From the hilarious David Walliams comes The World's Worst Children (HarperCollins €14.99), 10 cautionary tales about five naughty boys and five mischievous girls - probably his best to date. Kids will love these short tales. A stunning book for children of all ages is Naturama (Gill €19.99), by architect, environmentalist and writer Michael Fewer, with breathtaking illustrations and information on Ireland's flora and fauna throughout the changing seasons. 


For the more independent reader there are rich pickings. Knights of the Borrowed Dark (Penguin €8.99), by Dave Rudden, is about 13-year-old Denizen Hardwick (13), an orphan who lives at Crosscaper Orphange, until he is taken in by a secret society of warriors fighting primordial evil and finds he has superpowers.

Derek Landy is back with the second book in his Demon Road trilogy - Desolation (HarperCollins €15.99) and Shane Hegarty's funny and action-packed Dartmouth series continues with Chaos Descends (HarperCollins €13.99). Gerard Siggins's Rugby Flyer (O'Brien €8.99) and Corkman Kieran Crowley's Mighty Dynamo (Macmillan €8.99) will appeal to the boys, while fun reads for the girls include Sarah Webb's Aurora & Popcorn Dolphin (Walker €6.99) and Dork Diaries; and Drama Queen (Simon & Schuster €8.99), by best-selling author Rachel Renee Russell, who also brings us her new series, The Misadventures of Max Crumbly (€13.99). Murder Most Unladylike (Penguin €8.99), by Robin Stevens, is an entertaining mix of boarding school story, Agatha Christie mystery and a friendship tale involving two girl detectives.

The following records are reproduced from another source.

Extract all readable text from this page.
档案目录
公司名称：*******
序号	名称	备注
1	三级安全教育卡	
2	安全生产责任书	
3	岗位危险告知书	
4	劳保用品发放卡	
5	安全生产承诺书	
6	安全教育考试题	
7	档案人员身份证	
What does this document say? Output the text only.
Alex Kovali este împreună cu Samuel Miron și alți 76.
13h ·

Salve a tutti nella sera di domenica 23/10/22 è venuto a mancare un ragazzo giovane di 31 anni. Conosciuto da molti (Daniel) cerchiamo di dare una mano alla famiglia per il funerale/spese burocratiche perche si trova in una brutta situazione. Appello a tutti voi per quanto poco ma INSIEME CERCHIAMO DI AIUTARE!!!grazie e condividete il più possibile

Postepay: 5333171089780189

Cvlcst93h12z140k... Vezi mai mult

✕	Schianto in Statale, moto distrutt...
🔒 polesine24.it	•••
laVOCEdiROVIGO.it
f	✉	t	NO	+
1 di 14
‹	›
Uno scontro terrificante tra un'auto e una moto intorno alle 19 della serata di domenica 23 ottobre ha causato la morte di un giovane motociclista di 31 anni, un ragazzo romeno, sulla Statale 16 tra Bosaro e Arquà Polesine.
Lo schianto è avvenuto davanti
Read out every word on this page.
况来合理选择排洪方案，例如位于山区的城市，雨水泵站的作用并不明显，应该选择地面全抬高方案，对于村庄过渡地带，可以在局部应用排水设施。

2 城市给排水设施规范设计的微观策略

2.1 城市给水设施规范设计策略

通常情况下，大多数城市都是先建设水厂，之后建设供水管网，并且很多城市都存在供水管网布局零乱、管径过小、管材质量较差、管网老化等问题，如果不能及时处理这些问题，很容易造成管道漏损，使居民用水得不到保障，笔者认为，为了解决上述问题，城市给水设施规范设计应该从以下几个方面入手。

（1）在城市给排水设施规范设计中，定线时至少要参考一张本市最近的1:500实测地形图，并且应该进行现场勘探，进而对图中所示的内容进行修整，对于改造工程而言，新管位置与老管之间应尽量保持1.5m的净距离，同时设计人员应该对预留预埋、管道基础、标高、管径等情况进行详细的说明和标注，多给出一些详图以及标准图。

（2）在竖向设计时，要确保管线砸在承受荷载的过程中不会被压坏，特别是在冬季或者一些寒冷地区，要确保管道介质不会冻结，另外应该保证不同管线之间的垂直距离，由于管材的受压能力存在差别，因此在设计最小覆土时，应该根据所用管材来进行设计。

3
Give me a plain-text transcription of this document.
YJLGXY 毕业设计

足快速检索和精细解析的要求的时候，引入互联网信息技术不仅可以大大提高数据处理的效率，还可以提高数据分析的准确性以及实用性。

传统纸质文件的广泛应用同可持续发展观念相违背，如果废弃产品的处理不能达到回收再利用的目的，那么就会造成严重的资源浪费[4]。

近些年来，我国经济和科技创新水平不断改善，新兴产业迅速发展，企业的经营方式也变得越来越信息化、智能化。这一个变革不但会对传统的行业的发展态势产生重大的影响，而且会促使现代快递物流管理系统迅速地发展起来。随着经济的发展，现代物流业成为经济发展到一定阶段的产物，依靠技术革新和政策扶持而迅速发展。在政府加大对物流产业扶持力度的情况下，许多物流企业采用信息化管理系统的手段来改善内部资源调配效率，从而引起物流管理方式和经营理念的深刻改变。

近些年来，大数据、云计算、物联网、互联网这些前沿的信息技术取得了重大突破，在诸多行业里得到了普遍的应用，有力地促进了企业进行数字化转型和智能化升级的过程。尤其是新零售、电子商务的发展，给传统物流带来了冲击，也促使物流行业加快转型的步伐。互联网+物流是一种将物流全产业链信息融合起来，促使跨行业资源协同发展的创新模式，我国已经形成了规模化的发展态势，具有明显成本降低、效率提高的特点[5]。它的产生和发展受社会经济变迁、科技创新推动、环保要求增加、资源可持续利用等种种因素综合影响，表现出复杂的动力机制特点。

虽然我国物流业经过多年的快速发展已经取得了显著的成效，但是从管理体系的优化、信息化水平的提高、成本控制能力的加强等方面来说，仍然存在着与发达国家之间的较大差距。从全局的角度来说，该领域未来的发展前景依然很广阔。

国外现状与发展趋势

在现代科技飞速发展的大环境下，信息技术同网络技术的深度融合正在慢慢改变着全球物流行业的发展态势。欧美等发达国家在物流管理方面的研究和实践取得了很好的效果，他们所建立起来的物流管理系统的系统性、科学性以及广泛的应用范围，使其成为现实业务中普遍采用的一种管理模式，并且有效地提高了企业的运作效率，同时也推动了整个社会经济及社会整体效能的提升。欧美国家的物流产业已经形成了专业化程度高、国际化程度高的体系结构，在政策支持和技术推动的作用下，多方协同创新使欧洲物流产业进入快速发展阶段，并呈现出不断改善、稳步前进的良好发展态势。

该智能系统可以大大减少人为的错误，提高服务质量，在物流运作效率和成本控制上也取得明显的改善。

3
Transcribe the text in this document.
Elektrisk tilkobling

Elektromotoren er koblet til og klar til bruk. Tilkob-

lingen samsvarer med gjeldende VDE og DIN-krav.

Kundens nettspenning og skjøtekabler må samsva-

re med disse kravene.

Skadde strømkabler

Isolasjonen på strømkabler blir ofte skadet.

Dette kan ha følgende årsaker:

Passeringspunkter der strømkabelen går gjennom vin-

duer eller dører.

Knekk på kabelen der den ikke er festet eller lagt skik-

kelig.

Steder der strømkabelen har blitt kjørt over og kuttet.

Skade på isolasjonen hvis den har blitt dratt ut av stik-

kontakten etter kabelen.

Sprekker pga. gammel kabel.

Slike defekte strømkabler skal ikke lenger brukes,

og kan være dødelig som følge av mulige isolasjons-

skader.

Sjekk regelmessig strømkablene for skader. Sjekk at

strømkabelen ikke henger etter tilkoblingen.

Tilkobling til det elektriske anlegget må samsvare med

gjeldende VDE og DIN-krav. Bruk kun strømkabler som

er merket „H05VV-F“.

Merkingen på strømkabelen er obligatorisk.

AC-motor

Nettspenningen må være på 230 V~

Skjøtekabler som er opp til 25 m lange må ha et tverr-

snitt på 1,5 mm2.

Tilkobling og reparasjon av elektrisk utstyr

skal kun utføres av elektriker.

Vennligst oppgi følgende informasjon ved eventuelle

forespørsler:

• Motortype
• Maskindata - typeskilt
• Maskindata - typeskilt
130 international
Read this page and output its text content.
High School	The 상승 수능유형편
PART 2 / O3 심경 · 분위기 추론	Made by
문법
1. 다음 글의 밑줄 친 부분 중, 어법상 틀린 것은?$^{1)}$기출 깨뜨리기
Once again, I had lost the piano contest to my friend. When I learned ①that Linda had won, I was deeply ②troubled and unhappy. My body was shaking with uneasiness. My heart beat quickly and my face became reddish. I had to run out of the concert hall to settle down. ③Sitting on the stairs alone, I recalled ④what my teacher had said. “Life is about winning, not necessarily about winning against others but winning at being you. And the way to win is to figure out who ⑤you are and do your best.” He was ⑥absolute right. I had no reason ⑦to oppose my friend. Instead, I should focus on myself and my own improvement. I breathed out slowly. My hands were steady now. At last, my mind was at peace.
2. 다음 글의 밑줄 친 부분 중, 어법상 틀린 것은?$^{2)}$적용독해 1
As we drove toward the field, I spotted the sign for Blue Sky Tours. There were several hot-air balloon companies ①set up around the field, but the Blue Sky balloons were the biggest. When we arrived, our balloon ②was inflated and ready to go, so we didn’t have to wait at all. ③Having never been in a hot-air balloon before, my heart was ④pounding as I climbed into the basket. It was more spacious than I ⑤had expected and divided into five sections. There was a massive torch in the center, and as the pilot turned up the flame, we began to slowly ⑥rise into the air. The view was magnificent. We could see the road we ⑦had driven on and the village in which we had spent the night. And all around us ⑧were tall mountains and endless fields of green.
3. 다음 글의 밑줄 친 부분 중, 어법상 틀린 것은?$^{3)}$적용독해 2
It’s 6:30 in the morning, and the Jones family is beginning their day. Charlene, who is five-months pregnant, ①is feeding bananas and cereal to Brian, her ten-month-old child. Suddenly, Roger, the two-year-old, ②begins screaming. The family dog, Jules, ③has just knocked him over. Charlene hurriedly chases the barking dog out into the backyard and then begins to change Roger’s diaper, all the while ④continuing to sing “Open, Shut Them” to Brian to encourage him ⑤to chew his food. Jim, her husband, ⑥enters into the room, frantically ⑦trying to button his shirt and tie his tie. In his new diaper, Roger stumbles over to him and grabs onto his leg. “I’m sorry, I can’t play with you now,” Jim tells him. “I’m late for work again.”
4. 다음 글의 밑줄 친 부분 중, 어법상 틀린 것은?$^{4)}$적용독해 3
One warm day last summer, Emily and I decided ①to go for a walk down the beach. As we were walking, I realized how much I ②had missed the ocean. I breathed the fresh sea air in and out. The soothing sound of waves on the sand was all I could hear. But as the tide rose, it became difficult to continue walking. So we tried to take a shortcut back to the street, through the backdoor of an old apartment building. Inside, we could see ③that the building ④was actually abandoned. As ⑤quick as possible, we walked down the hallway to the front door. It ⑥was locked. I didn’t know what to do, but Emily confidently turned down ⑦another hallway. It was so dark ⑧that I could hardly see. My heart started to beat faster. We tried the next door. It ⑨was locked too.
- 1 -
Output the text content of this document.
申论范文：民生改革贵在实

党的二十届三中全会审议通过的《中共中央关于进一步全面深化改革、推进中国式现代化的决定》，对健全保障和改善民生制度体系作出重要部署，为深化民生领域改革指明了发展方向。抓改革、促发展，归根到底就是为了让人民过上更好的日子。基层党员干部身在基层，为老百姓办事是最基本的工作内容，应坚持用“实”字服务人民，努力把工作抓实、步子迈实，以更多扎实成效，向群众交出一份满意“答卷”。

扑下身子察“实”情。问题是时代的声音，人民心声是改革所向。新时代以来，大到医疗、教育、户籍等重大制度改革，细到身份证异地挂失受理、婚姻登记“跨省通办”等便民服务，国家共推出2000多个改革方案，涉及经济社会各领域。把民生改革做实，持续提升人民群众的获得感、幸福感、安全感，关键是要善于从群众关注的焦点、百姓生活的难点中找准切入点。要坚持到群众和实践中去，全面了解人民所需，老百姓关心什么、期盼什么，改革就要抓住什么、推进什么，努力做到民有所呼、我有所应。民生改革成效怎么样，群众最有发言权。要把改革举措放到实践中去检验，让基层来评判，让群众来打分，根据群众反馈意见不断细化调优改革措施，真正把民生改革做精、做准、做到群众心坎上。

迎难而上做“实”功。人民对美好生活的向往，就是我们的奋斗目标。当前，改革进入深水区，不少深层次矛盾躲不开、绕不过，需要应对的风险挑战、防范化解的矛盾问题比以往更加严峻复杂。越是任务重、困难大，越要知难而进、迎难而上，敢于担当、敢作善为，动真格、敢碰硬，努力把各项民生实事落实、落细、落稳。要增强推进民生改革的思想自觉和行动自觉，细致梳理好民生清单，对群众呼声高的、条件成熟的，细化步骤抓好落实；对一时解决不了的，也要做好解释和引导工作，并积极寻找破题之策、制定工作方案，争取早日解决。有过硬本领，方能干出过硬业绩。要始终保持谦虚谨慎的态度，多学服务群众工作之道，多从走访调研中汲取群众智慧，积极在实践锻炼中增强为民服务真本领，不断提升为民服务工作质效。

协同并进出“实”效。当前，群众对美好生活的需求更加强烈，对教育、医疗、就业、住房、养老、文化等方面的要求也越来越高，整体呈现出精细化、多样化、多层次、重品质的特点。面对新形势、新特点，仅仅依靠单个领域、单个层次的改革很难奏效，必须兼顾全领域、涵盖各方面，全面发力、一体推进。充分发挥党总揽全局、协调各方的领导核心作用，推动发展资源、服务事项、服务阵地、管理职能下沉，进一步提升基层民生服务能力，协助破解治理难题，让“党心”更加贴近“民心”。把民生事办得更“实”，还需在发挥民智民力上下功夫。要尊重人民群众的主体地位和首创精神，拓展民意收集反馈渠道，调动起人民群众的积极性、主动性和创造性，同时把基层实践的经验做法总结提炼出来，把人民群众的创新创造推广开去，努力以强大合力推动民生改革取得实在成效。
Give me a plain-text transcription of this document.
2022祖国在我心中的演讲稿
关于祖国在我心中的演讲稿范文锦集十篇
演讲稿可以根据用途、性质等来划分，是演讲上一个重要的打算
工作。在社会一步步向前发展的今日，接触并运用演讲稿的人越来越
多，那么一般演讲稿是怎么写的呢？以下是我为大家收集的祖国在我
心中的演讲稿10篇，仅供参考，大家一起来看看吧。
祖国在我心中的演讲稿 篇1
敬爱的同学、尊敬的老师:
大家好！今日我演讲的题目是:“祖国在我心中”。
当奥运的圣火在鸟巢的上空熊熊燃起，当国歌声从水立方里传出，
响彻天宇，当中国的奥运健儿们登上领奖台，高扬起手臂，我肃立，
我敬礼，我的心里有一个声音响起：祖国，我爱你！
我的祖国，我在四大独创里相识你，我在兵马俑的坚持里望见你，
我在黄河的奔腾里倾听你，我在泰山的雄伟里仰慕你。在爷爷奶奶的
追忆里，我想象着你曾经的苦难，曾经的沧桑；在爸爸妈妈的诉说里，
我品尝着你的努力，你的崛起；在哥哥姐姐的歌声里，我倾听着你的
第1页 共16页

The Wordsmith (Little Island €8.99), by Patricia Forde, is an engaging post-apocalyptic tale with a great heroine, Lette, and an interesting plot, while Arrivals (O'Brien €8.99), by Brian Gallagher, is a Canadian murder mystery set in 1928: teenager Ciara Farrelly visits her dead grandfather's Ontario home and uncovers a secret from his childhood. Gavriel Savit's Anna and the Swallow Man (Penguin €12.99), set in World War Two, is a beautiful read, and Kate DiCamillo's Raymie Nightingale (Walker €11.99), about unlikely friendships, perseverance and growing up, is super. Sheila Flanagan's The Crystal Run (Hachette €16.99) will appeal to youngsters who enjoy reading about dangerous quests.